Juanita Maria and Bad Tooth graciously accepted his last cheroot—he’d thought he had more than enough when he left Deadwood, dammit, but with the race yesterday and now this—and broke it in two pieces so they could share the slender cigar. Longarm held a match for them and lighted his own. “May I ask you something?”
“Long Arm can ask anything. Are we not the grandmothers of this good friend?”
“You are,” he agreed, solemnly puffing on his cheroot and sending a wreath of pale smoke into a quickening breeze. “If it would not be too painful, Grandmother, please tell me how my friend died.”
“Our husband was murdered by the Crow. The Crow are not to be trusted, you know.”
“Yes, but do you know which man of the Crow murdered John Jumps-the-Creek?”

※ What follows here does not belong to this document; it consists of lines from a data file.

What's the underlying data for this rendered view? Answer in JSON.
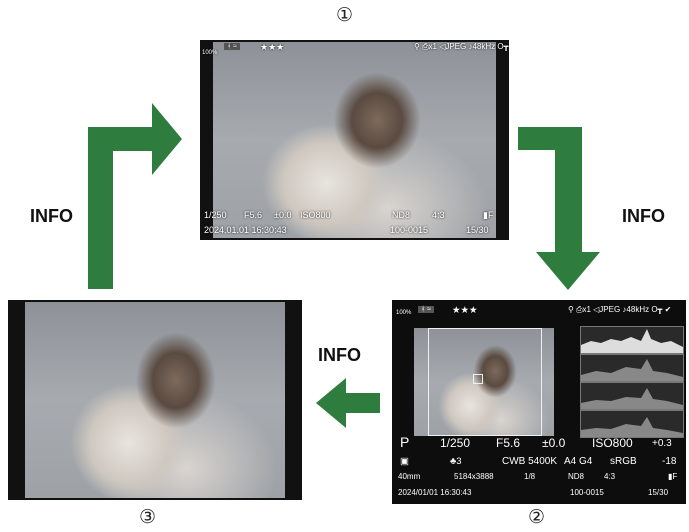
{
  "step_numbers": {
    "one": "①",
    "two": "②",
    "three": "③"
  },
  "info_labels": {
    "left": "INFO",
    "right": "INFO",
    "middle": "INFO"
  },
  "screen1": {
    "battery": "100%",
    "stars": "★★★",
    "top_right": [
      "⚲",
      "⎙x1",
      "◁JPEG",
      "♪48kHz",
      "O┳",
      "✔"
    ],
    "bottom_row1": [
      "1/250",
      "F5.6",
      "±0.0",
      "ISO800",
      "ND8",
      "4:3",
      "▮F"
    ],
    "bottom_row2_left": "2024.01.01  16:30:43",
    "bottom_row2_mid": "100-0015",
    "bottom_row2_right": "15/30"
  },
  "screen2": {
    "battery": "100%",
    "stars": "★★★",
    "top_right": "⚲  ⎙x1  ◁JPEG ♪48kHz O┳ ✔",
    "row1": [
      "P",
      "1/250",
      "F5.6",
      "±0.0",
      "ISO800",
      "+0.3"
    ],
    "row2": [
      "▣",
      "♣3",
      "CWB 5400K",
      "A4  G4",
      "sRGB",
      "-18"
    ],
    "row3": [
      "40mm",
      "5184x3888",
      "1/8",
      "ND8",
      "4:3",
      "▮F"
    ],
    "row4": [
      "2024/01/01  16:30:43",
      "100-0015",
      "15/30"
    ]
  },
  "colors": {
    "arrow": "#2e7d3e",
    "screen_bg": "#111111",
    "highlight_box": "#f0f0f0"
  }
}
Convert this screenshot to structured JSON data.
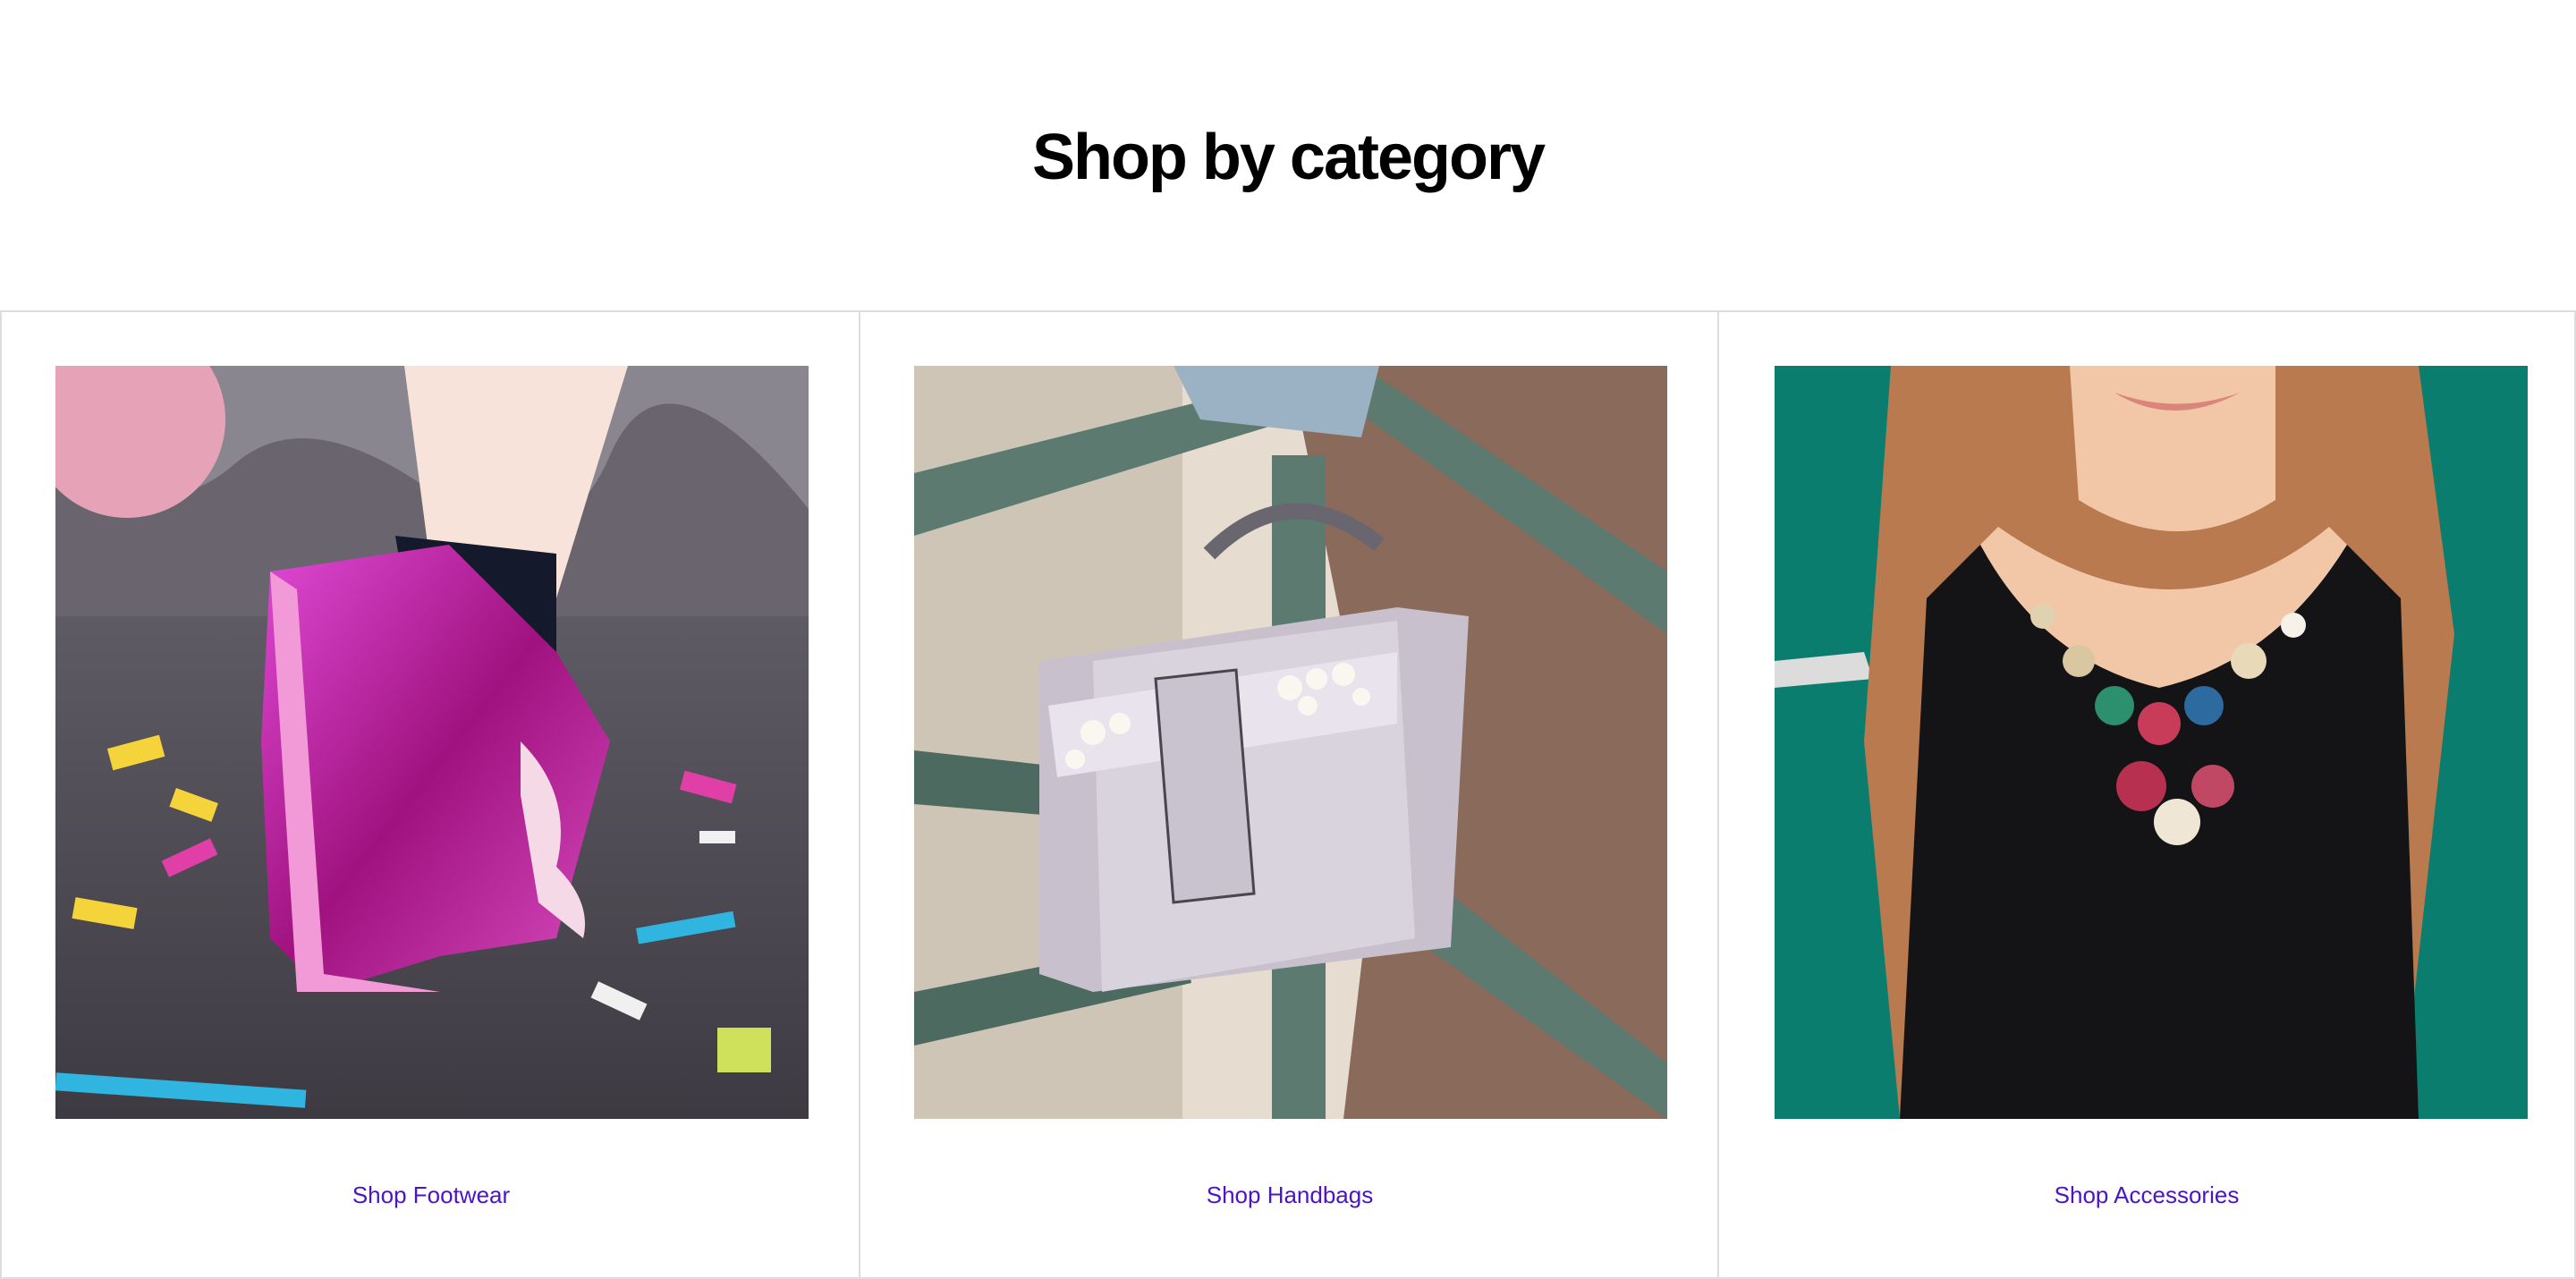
{
  "section": {
    "title": "Shop by category"
  },
  "categories": [
    {
      "link_label": "Shop Footwear",
      "image_icon": "metallic-pink-sneaker-photo"
    },
    {
      "link_label": "Shop Handbags",
      "image_icon": "pearl-handbag-photo"
    },
    {
      "link_label": "Shop Accessories",
      "image_icon": "statement-necklace-photo"
    }
  ],
  "colors": {
    "link": "#4a14c8",
    "heading": "#000000",
    "border": "#dddddd"
  }
}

Bad Tooth and Juanita Maria conferred again. Then Bad Tooth shook her head. “It was night. Very late. We were asleep in our beds. I heard my husband stir. I saw him rise from his bed. He was growing old, Long Arm. He had to rise several times each night to go out and empty his bladder. You know how this is.”
Longarm nodded.
“I saw him rise. No one called to him. No one woke him in the night. I am sure of this, Long Arm. Juanita Maria has no more hearing than she has teeth, but my ears are as good now as when I was a girl. If someone called to my husband in the night, I would have heard it as well. He woke with the need to piss as he always did, and he got up and he went outside into the night. I saw him go. He put a blanket over his shoulders and he went out of our lodge.” She sighed, the memories seeming to overtake her for a moment, and paused to bring Juanita Maria up to date on what was being said.